Angeklagter vergleicht „Cyberbunker“mit Silicon-Valley
TRIER (dpa) In einem der bundesweit größten Cybercrime-Prozesse hat ein Angeklagter die Begeisterung bei seinen ersten Besuchen eines unterirdischen Rechenzentrums an der Mosel geschildert: „Es schien mir fast so, als würde hier ein Mini-Silicon-Valley entstehen.“Das sagte der 50-jährige Niederländer am Montag vor dem Landgericht Trier. Die Anklage bezeichnet ihn als eine Art Manager in dem alten Bunker an der Mosel, in dem auf Hunderten Servern kriminelle Geschäfte von Kunden im Darknet gelaufen sein sollen. Der Angeklagte habe die Arbeit im „Cyberbunker“verteilt.

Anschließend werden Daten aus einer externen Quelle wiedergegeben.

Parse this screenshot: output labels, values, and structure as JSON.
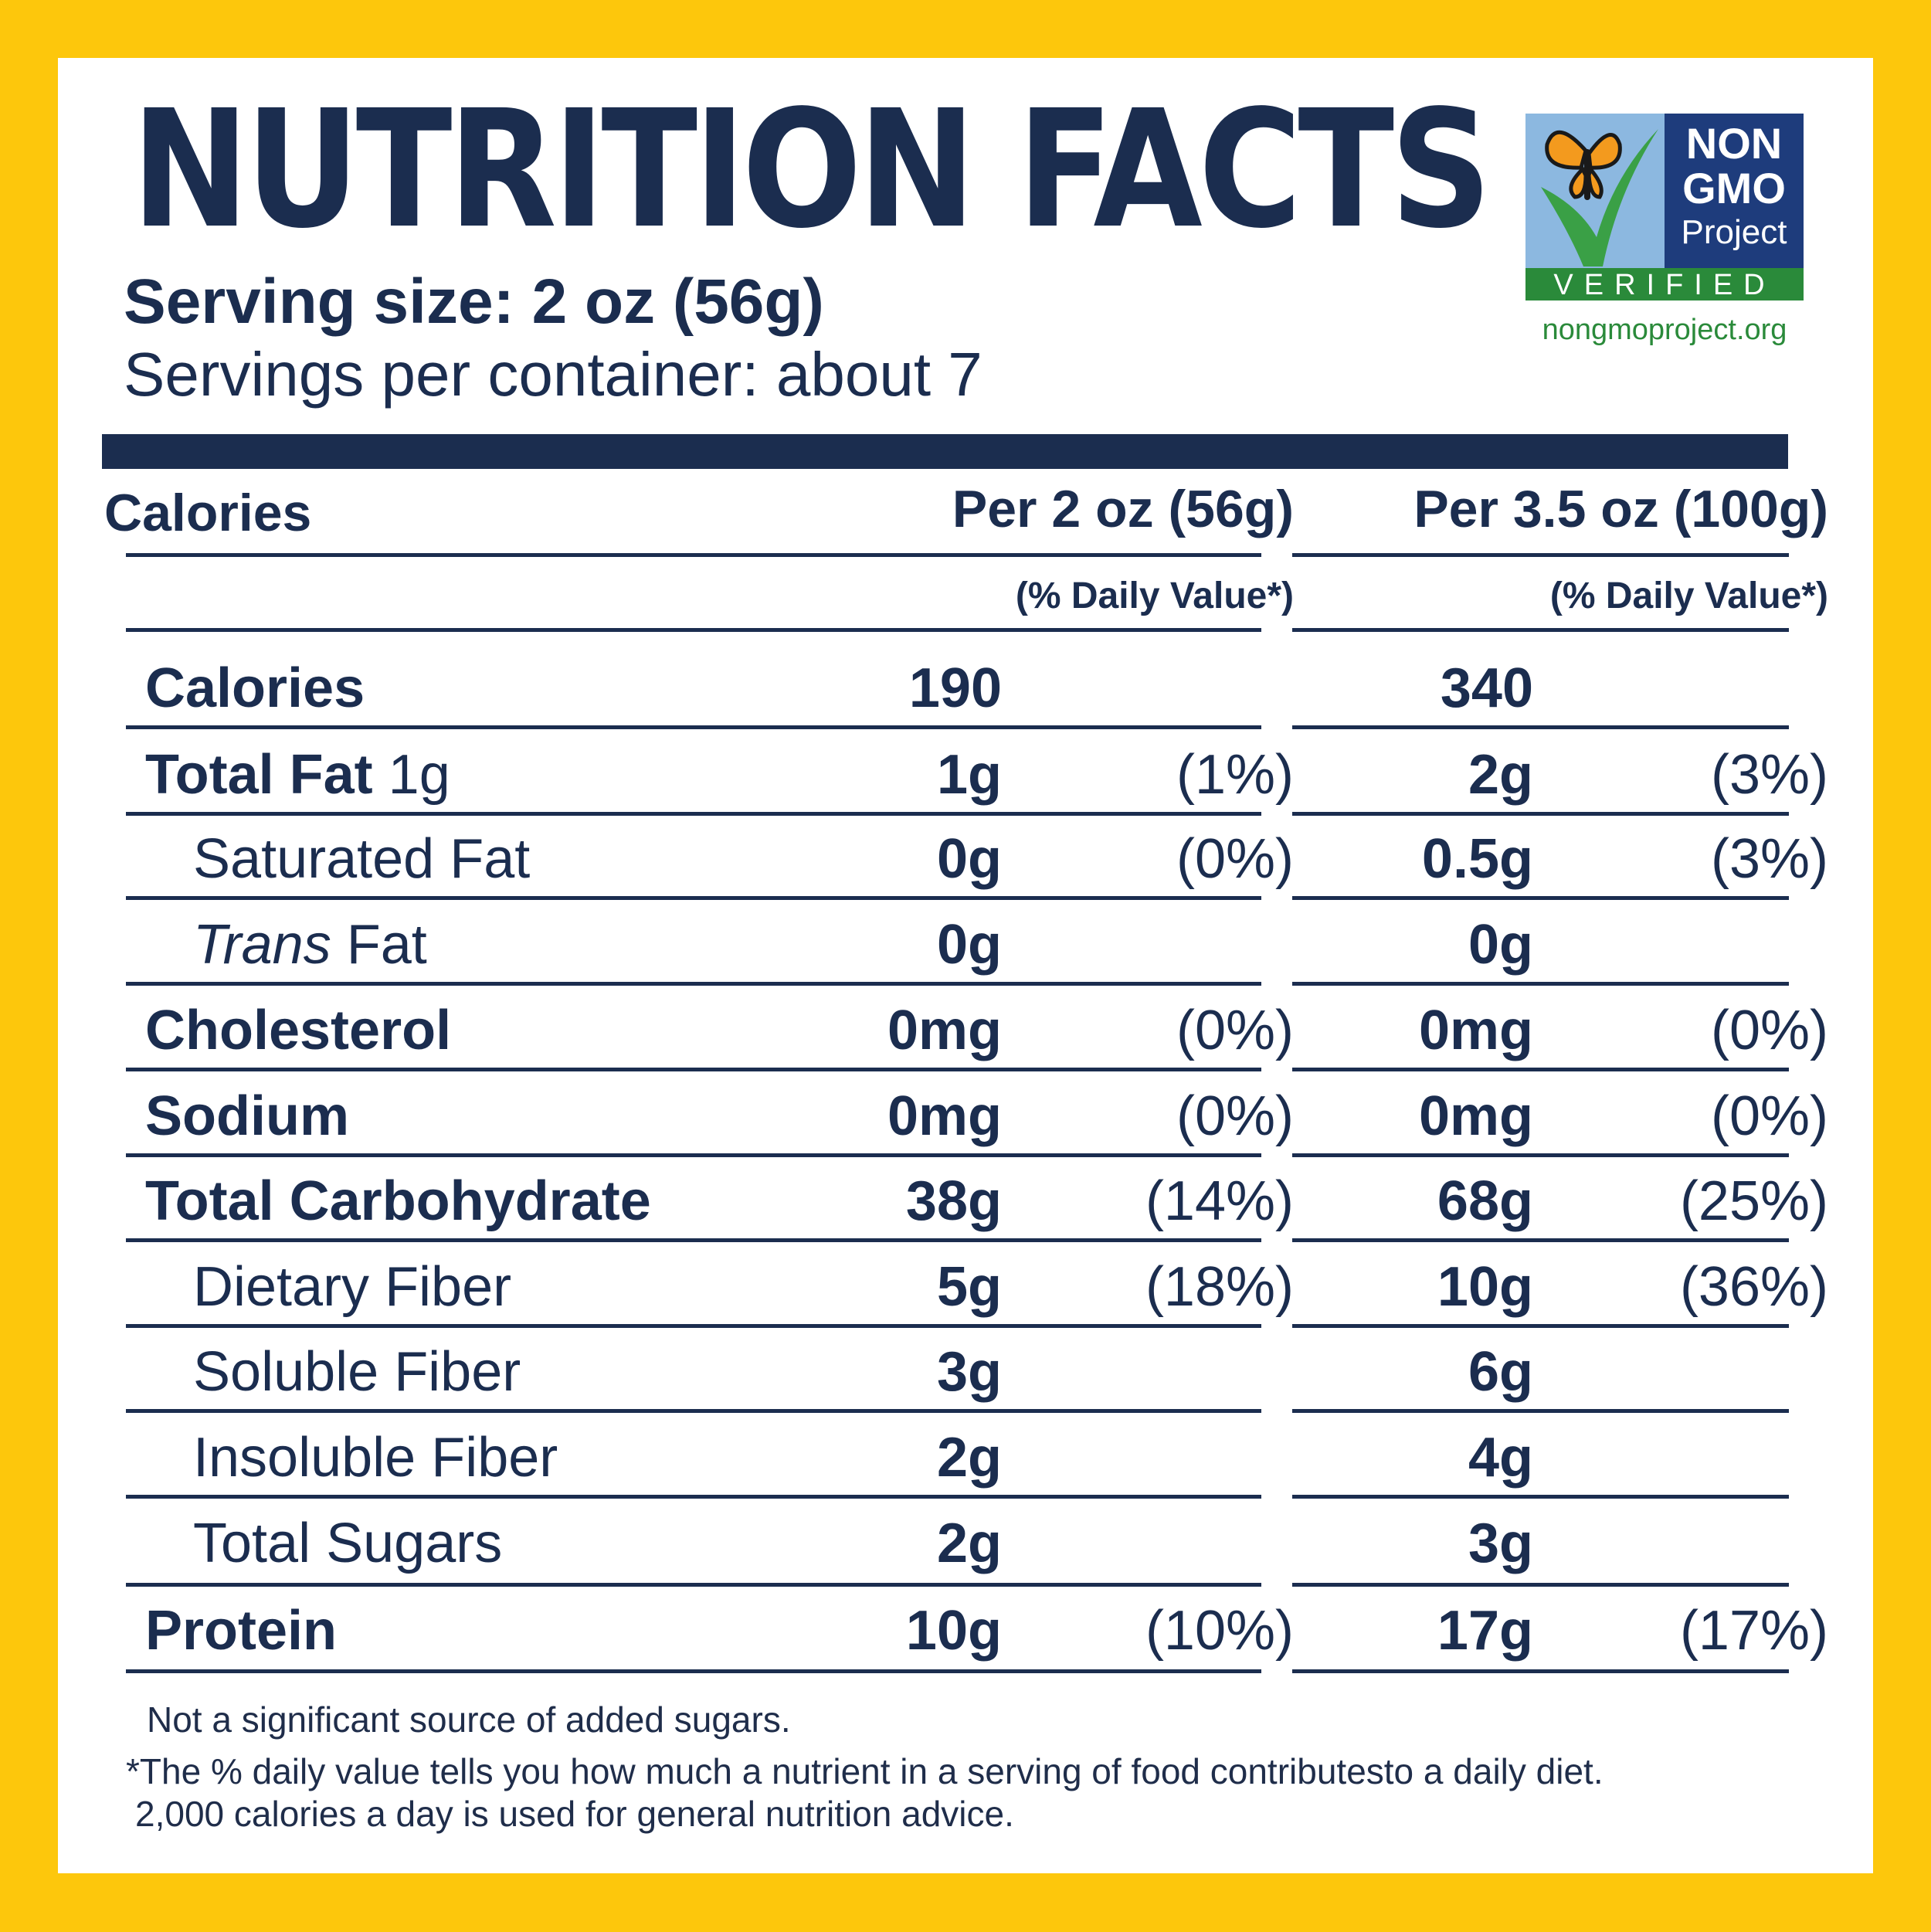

Der 50-jährige Marketingexperte sagte am dritten Verhandlungstag, er sei in den Niederlanden über Bekannte in einem Coffeeshop und ein gemeinsames Projekt zur Erzeugung der digitalen Währung Bitcoin in Kontakt mit dem ehemaligen Bundeswehr-Bunker bei Traben-Trarbach gekommen. Nach mehreren Besuchen 2014 habe er beschlossen, dort zu arbeiten. Von illegalen Aktivitäten sprach der Angeklagte nicht, sondern von einem fünfstöckigen, beeindruckenden Rechenzentrum mit Servern für Internetseiten. Den angeklagten Chef, der als „Rädelsführer“einstuft wird, bezeichnete der 50-Jährige als exzentrisches IT-Genie und hart arbeitenden Geschäftsmann, in dem er „deutlich keinen Kriminellen“gesehen habe.
Die Staatsanwaltschaft wirft den insgesamt acht Angeklagten Beihilfe zu rund 250.000 Straftaten vor, darunter millionenschwere Drogendeals, Datenhehlerei, Computerangriffe, Falschgeldgeschäfte und
Mordaufträge. Hunderte Polizisten hatten den „Cyberbunker“vor gut einem Jahr ausgehoben.
Angeklagt sind vier Niederländer, drei Deutsche und ein Bulgare. Laut der Generalstaatsanwaltschaft Koblenz ist es ein einmaliger Prozess, der bis Ende 2021 terminiert ist. Erstmals in Deutschland stehen mutmaßliche Betreiber krimineller Plattformen im Darknet vor Gericht.